Katie's mother Jill Cubitt could see the horse was in a bad way but so was her daughter and Dr Major spoke to her about the options for Warana Court.

"I didn't want to see the horse in pain but I didn't think the horse deserved for us to give up on him either," Cubitt said.

"Dr Major said there was a three hour window before the horse's gut would start to die so if he was going to improve it had to be in that three-hour window. Katie was in the stable with Warana Court's head in her lap so we decided to give him a chance and hope for a miracle. The bowel would need to untwist but the chances were slim"

The family took some photos with Warana Court and left the vet with the instruction to put the horse down if he was suffering. The staff promised to make a phone call during the night if there was any improvement but wouldn't wake the family with a call in the early hours of Friday morning if they were forced to put the horse down.

Katie and her parents returned home and when their phone failed to ring during the night, the family assumed the horse must have been put out of his misery. A call was made to the Agnes Bank clinic to confirm the worst, however surprisingly the news was good.

"Dr Major had stayed with him during the night and he told me he had started to pick up at 2am, exactly three hours after telling us that his gut would start to die within three hours," Cubitt said.

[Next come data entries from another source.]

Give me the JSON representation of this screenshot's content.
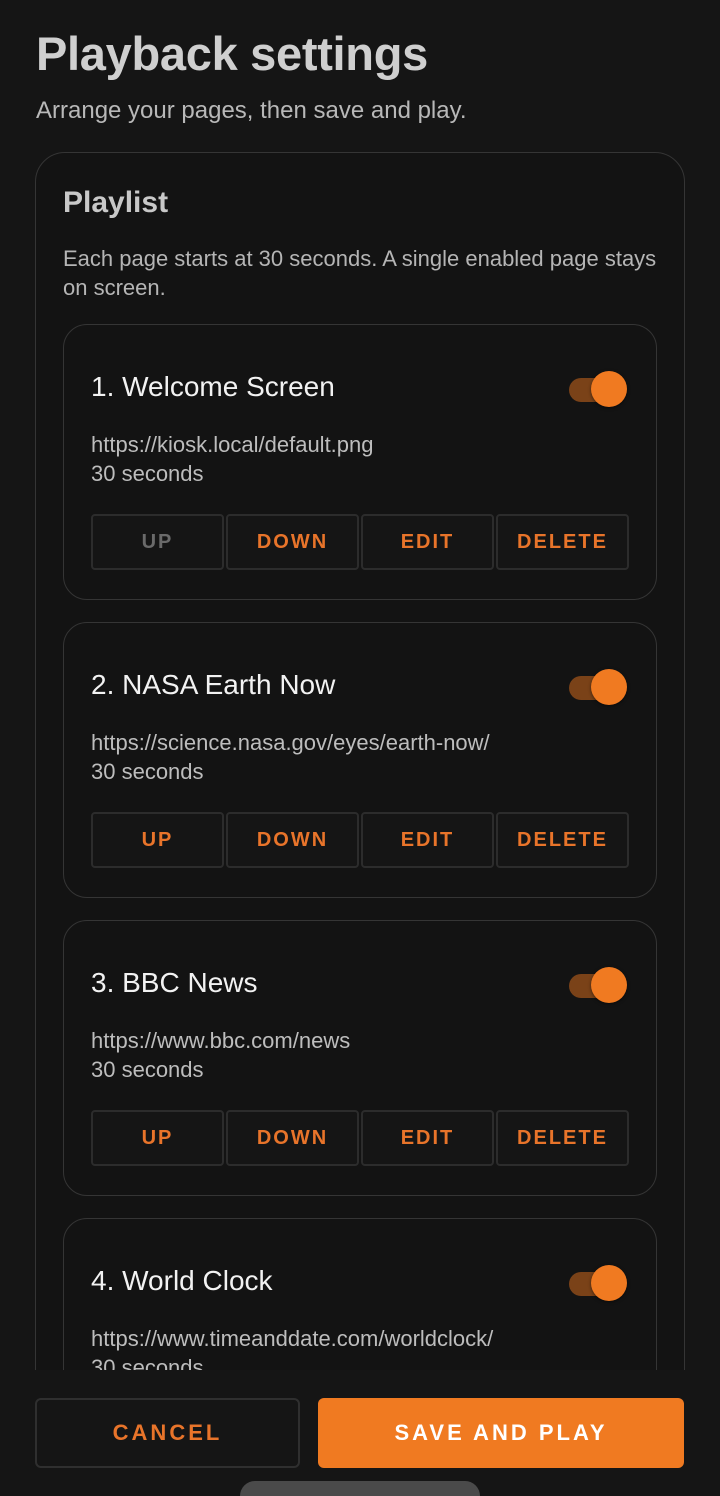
{
  "header": {
    "title": "Playback settings",
    "subtitle": "Arrange your pages, then save and play."
  },
  "playlist": {
    "title": "Playlist",
    "description": "Each page starts at 30 seconds. A single enabled page stays on screen.",
    "buttons": {
      "up": "UP",
      "down": "DOWN",
      "edit": "EDIT",
      "delete": "DELETE"
    },
    "items": [
      {
        "title": "1. Welcome Screen",
        "url": "https://kiosk.local/default.png",
        "duration": "30 seconds",
        "enabled": true,
        "up_disabled": true
      },
      {
        "title": "2. NASA Earth Now",
        "url": "https://science.nasa.gov/eyes/earth-now/",
        "duration": "30 seconds",
        "enabled": true,
        "up_disabled": false
      },
      {
        "title": "3. BBC News",
        "url": "https://www.bbc.com/news",
        "duration": "30 seconds",
        "enabled": true,
        "up_disabled": false
      },
      {
        "title": "4. World Clock",
        "url": "https://www.timeanddate.com/worldclock/",
        "duration": "30 seconds",
        "enabled": true,
        "up_disabled": false
      }
    ]
  },
  "footer": {
    "cancel_label": "CANCEL",
    "save_label": "SAVE AND PLAY"
  },
  "colors": {
    "accent": "#f07a21",
    "background": "#151515",
    "toggle_track": "#7a4218"
  }
}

"Katie skipped a class at university to go and see him on Friday and the connection between them is very evident. When we arrived, the staff told us they had renamed Moo and they were calling him Jesus because he had comeback from the dead. I'm not very religious but I think we all said a few prayers on Friday night hoping he would improve."

"Warana Court had improved so much they put him out in a paddock at the vets and when Katie arrived and called out to him he lifted his head, whinnied and came running over to her. It was very special."

McGill was relieved to see Warana Court running around and she confirmed Dr Major let him go home on Friday night.

"We brought him home on Friday and he had a pretty easy weekend but it is great to have him home," McGill stated.

"He has been so hungry since he has come home, we haven't stopped feeding him since Friday night," Cubitt added.

After speaking with Dr Major about Warana Court's short term future, Cubitt revealed the gelding returned to work on Monday and should be back at the races in the near future.

"They have told us to take it slowly with him but while he is happy and eating to keep going with him. The only thing we have to check is what the withholding period is for all of the medication he has been given.

"Once we know that then he can go back to the races, I think his first start back is going to be a special night for all of us."